Some of the points made on the checklist are:

– Mow at the upper end of the appropriate mowing height range for your species of grass. Taller grass equals deeper roots, which can improve overall infiltration and access to water deeper in the soil. For more information on appropriate mowing heights per grass species, visit the AggieTurf website at https://aggieturf.tamu.edu/.

– Follow the “1/3 Rule.” Mow frequently enough to never remove more than 1/3 of the total grass mowing height at one time. Scalped grass is stressed grass. Stressed grass will be less tolerant to heat and drought, and more vulnerable to other pests or fungal pathogens.

– Water deeply and infrequently. Try to water to a depth of about 6 inches each time you water. Watering this way encourages deeper, denser root growth. Again, this can improve infiltration and access to water deeper in the soil.

– Wait to water until visual wilt is occurring. Water late at night or early in the morning to reduce evaporative losses, improve water-use efficiency and reduce length of overall leaf wetness, which reduces disease potential.

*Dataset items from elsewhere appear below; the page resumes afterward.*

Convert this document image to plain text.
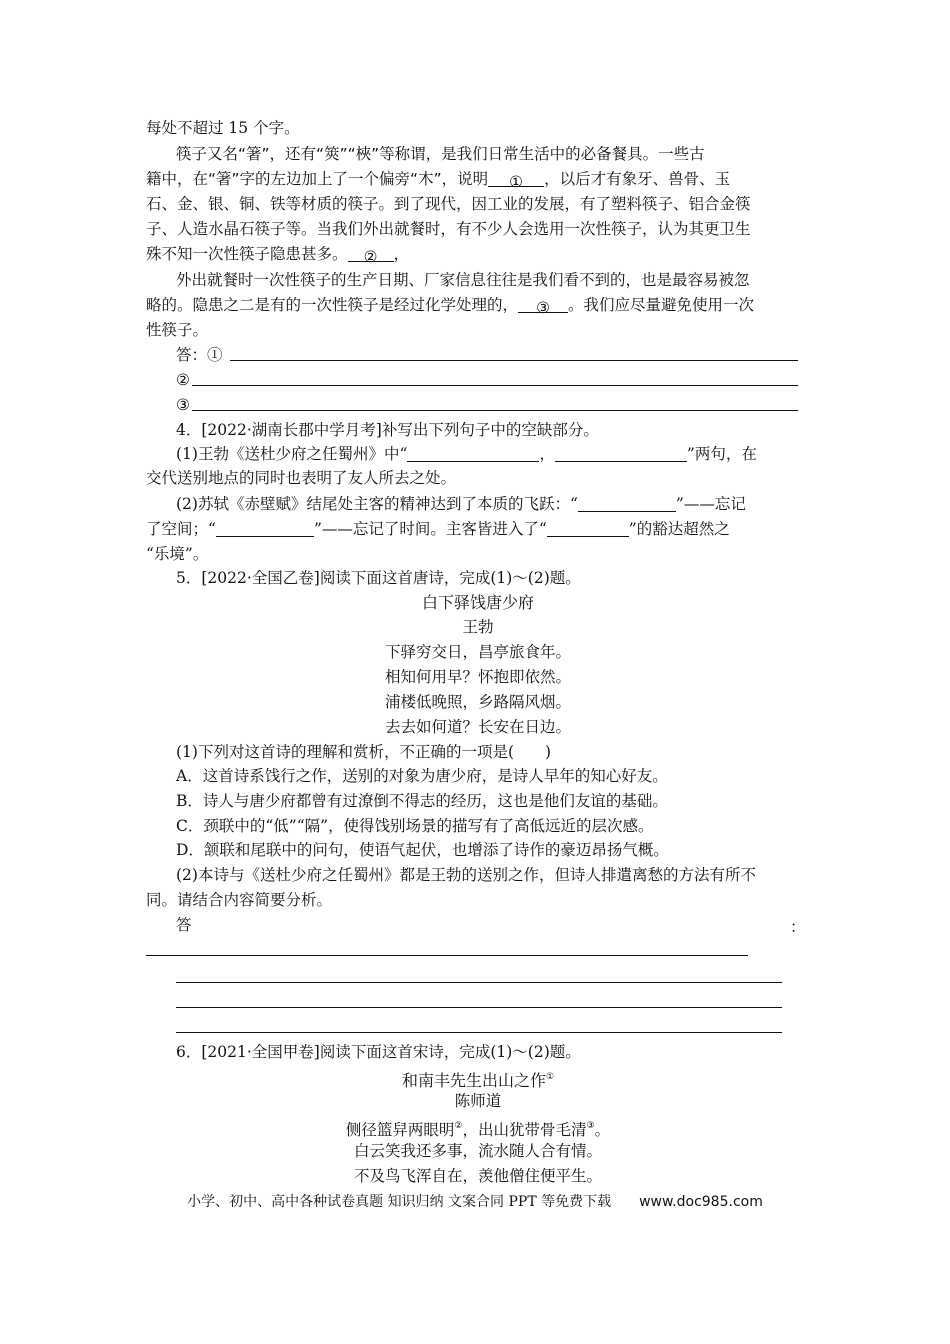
每处不超过 15 个字。
筷子又名“箸”，还有“筴”“梜”等称谓，是我们日常生活中的必备餐具。一些古
籍中，在“箸”字的左边加上了一个偏旁“木”，说明 ① ，以后才有象牙、兽骨、玉
石、金、银、铜、铁等材质的筷子。到了现代，因工业的发展，有了塑料筷子、铝合金筷
子、人造水晶石筷子等。当我们外出就餐时，有不少人会选用一次性筷子，认为其更卫生
殊不知一次性筷子隐患甚多。 ② ，
外出就餐时一次性筷子的生产日期、厂家信息往往是我们看不到的，也是最容易被忽
略的。隐患之二是有的一次性筷子是经过化学处理的， ③ 。我们应尽量避免使用一次
性筷子。
答：①
②
③
4．[2022·湖南长郡中学月考]补写出下列句子中的空缺部分。
(1)王勃《送杜少府之任蜀州》中“	，	”两句，在
交代送别地点的同时也表明了友人所去之处。
(2)苏轼《赤壁赋》结尾处主客的精神达到了本质的飞跃：“	”——忘记
了空间；“	”——忘记了时间。主客皆进入了“	”的豁达超然之
“乐境”。
5．[2022·全国乙卷]阅读下面这首唐诗，完成(1)～(2)题。
白下驿饯唐少府
王勃
下驿穷交日，昌亭旅食年。
相知何用早？怀抱即依然。
浦楼低晚照，乡路隔风烟。
去去如何道？长安在日边。
(1)下列对这首诗的理解和赏析，不正确的一项是(　　)
A．这首诗系饯行之作，送别的对象为唐少府，是诗人早年的知心好友。
B．诗人与唐少府都曾有过潦倒不得志的经历，这也是他们友谊的基础。
C．颈联中的“低”“隔”，使得饯别场景的描写有了高低远近的层次感。
D．颔联和尾联中的问句，使语气起伏，也增添了诗作的豪迈昂扬气概。
(2)本诗与《送杜少府之任蜀州》都是王勃的送别之作，但诗人排遣离愁的方法有所不
同。请结合内容简要分析。
答	：
6．[2021·全国甲卷]阅读下面这首宋诗，完成(1)～(2)题。
和南丰先生出山之作①
陈师道
侧径篮舁两眼明②，出山犹带骨毛清③。
白云笑我还多事，流水随人合有情。
不及鸟飞浑自在，羡他僧住便平生。
小学、初中、高中各种试卷真题 知识归纳 文案合同 PPT 等免费下载 www.doc985.com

– Use the “Cycle Soak Method.” Because sprinkler precipitation rates usually exceed soil infiltration rates, cycle soaking improves soil water infiltration and reduces runoff by “pulsing” water onto the lawn in small amounts over several hours.

The complete checklist is available at https://tinyurl.com/lawnturfwater.

Grubbs wants to remind homeowners not to panic.

“Grasses that are well-maintained the majority of the year will go into summer dormancy when drought becomes particularly severe,” she said. “It may lose color much like it does in winter dormancy, but it’s important to remember that when water becomes available again, the grass will recover.

“The trick is to give it everything it needs to grow a healthy, vigorous root system when those resources are available and appropriate.”

Grubbs said summer heat and drought stress can invite other issues as well, which are easy to misdiagnose. These issues are also discussed in more depth on the AggieTurf website under Publications.

Also, the local AgriLife Extension county agent can be contacted if a lawn owner is unsure about a problem, she said.